Щербинин подарил своей жене и своей двоюродной сестре, госпоже Б., по большому имению. Его мать и сестры просили учредить опеку над остальными имениями Щербинина, может быть в надежде, что вышеозначенные дарственные записи будут объявлены недействительными. Он сам мог бы расстроить опеку, так как закон об опеке над лицами, признанными неспособными к управлению своими имениями, так ясно соблюдает интересы владельца имений, что ему стоит только здраво ответить на некоторые вопросы, чтобы родным его было отказано в их просьбе учредить опеку. Однако Щербинин этого не сделал, и его мать и сестры даже убедили его, что они для его же блага предприняли этот шаг. Когда я освободила свою дочь, поручившись за нее, и отправила ее в Ахен, я велела принести себе векселя, подписанные ею; среди них я нашла счета, подписанные не только ею, но и ее мужем, и, судя по товарам, перечисленным в них, они очевидно были использованы самим Щербининым. Я не признала эти счета, не желая сознательно давать себя дурачить. Я поэтому снеслась с опекунами Щербинина и от них узнала, что он подарил своей жене прекрасное имение, причем дарственная запись была составлена с соблюдением всех требований закона.
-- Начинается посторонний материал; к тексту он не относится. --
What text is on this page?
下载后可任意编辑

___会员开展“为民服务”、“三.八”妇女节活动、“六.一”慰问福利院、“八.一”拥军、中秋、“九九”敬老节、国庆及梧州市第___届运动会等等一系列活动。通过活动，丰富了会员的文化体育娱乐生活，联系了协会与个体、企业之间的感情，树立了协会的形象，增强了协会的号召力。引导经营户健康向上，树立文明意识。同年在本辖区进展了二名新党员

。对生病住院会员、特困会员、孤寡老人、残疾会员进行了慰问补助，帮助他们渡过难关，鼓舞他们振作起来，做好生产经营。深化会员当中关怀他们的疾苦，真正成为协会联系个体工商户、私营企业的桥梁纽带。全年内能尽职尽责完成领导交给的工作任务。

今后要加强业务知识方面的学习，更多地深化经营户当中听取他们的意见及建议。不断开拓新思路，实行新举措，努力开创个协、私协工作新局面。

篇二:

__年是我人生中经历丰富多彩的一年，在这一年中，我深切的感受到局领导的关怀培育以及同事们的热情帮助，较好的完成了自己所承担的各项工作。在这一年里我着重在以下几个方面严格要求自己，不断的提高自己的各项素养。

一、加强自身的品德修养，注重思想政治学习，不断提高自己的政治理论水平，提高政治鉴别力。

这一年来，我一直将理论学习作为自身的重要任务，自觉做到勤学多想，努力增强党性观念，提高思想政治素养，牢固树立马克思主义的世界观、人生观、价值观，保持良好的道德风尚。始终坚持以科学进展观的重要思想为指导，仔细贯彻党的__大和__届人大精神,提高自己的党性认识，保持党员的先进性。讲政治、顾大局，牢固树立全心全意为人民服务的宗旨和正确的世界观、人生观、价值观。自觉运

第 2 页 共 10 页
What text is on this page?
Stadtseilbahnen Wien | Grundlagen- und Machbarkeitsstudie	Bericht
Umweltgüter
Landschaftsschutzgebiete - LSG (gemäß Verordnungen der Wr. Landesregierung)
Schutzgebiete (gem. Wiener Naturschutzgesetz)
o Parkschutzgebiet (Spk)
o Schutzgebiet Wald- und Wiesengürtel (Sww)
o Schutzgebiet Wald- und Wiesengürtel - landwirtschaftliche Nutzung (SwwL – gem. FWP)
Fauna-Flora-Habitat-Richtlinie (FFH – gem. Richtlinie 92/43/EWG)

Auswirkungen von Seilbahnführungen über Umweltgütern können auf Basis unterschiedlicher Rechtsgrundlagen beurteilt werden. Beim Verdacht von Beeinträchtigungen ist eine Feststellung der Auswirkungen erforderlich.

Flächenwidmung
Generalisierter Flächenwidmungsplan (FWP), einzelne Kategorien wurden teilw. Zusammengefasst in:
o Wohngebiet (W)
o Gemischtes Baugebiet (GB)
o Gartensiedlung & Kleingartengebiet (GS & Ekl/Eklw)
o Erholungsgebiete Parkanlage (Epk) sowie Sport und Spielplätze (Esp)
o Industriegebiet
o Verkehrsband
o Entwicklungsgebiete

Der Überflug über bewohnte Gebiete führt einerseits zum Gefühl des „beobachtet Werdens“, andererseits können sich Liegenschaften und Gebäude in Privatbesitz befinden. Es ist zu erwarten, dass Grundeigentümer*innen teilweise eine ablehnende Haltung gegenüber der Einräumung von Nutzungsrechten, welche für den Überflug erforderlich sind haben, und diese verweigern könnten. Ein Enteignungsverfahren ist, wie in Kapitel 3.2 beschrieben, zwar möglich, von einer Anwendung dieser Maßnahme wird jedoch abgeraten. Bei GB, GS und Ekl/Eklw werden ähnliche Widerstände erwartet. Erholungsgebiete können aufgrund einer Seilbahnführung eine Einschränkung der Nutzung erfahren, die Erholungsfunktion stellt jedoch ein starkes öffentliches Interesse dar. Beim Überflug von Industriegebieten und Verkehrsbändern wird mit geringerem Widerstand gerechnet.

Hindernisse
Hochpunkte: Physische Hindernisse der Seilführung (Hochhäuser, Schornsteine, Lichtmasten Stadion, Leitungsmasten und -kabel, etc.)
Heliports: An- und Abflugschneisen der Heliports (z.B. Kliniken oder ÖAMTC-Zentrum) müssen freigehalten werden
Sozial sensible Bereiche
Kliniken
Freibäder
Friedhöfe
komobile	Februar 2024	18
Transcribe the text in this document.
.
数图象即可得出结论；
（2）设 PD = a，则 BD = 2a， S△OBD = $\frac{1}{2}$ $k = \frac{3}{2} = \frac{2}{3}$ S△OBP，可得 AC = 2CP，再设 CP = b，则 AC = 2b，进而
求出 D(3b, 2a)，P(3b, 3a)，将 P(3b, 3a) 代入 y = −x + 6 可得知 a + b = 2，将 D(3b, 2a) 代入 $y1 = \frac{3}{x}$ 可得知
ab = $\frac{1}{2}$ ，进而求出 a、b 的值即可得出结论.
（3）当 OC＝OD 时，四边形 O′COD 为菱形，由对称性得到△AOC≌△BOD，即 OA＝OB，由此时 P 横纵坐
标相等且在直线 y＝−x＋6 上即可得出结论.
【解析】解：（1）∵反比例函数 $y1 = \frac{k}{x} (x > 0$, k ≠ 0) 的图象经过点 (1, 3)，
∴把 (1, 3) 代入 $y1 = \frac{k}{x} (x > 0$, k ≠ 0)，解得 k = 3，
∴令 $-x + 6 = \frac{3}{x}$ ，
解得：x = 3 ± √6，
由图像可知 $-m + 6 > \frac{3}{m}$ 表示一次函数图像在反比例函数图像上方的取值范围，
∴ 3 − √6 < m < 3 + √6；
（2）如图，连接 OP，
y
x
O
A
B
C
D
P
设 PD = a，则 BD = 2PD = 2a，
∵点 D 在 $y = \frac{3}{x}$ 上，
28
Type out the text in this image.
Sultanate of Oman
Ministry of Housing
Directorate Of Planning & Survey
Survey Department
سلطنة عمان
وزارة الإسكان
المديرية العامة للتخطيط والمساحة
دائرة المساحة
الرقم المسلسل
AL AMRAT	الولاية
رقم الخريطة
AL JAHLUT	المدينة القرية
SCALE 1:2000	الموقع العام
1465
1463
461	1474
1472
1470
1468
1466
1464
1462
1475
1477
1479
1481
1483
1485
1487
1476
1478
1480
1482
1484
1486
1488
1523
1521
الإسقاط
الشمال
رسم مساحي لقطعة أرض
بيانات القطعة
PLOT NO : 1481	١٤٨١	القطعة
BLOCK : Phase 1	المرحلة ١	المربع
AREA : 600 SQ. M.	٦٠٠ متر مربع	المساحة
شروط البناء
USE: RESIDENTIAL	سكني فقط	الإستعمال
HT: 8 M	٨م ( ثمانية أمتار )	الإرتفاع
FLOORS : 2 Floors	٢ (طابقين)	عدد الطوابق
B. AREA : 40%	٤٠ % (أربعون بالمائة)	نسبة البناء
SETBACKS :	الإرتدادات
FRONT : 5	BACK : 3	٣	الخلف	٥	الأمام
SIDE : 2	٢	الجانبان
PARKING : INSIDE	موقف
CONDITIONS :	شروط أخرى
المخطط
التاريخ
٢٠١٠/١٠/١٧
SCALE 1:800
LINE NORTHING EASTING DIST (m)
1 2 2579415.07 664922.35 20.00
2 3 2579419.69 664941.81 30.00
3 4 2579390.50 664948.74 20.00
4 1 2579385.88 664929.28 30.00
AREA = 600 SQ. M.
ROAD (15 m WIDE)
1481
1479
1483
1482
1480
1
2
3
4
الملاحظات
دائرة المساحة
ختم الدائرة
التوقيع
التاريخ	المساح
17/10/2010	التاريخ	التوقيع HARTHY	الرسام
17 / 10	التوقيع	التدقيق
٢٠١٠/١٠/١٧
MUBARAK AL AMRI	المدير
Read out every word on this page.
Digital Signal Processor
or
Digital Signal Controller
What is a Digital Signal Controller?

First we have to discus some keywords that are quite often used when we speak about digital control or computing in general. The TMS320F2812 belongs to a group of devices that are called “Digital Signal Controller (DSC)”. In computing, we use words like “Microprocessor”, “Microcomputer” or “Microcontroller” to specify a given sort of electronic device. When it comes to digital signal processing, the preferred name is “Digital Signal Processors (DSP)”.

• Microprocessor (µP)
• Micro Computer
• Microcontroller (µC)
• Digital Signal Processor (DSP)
Я и сказала им, чтобы они обратились в Сенат, который один мог утвердить ее или признать недействительной и, рассмотрев представленные счета, решить, которые из них я должна заплатить полностью и которые они признают подлежащими уплате одним Щербининым или нами обоими. Дело в Сенате затянулось, и так как я не желала давать повод думать, что я хочу, чтобы имение было непременно присуждено дочери, тем более что в сущности я этого вовсе и не желала, так как знала, что моя дочь была в значительной степени виновна в расстройстве состояния своего мужа, я даже имела мужество сказать это генерал-прокурору, имевшему большое влияние на решение дела в ту или другую сторону, и просила только ускорить его, дабы я могла решить, надо ли мне продавать или заложить свои имения, чтобы заплатить долги дочери и, покончив с делами, уехать в деревню. Наконец Сенат вынес решение в пользу моей дочери; и императрица утвердила его. Я заплатила большую часть долгов моей дочери; остальные же обязалась уплатить вскоре по моем приезде в Москву.

вернуться

217

Зубов Платон Александрович (1767–1822) — фаворит Екатерины II (с 1789 г.), участник заговора 1801 г. против Павла I.

вернуться

218

В этой комнате были выставлены большая и малая бриллиантовые короны и все бриллианты. Когда императрица видела меня среди придворных в своей уборной, она всегда звала в эту комнату, где мы оставались с ней вдвоем и свободно разговаривали, пока ее причесывали. (Примеч. Е. Р. Дашковой.)

вернуться

219

Я заняла эти деньги на расходы, вызванные путешествиями и воспитанием сына. (Примеч. Е. Р. Дашковой.)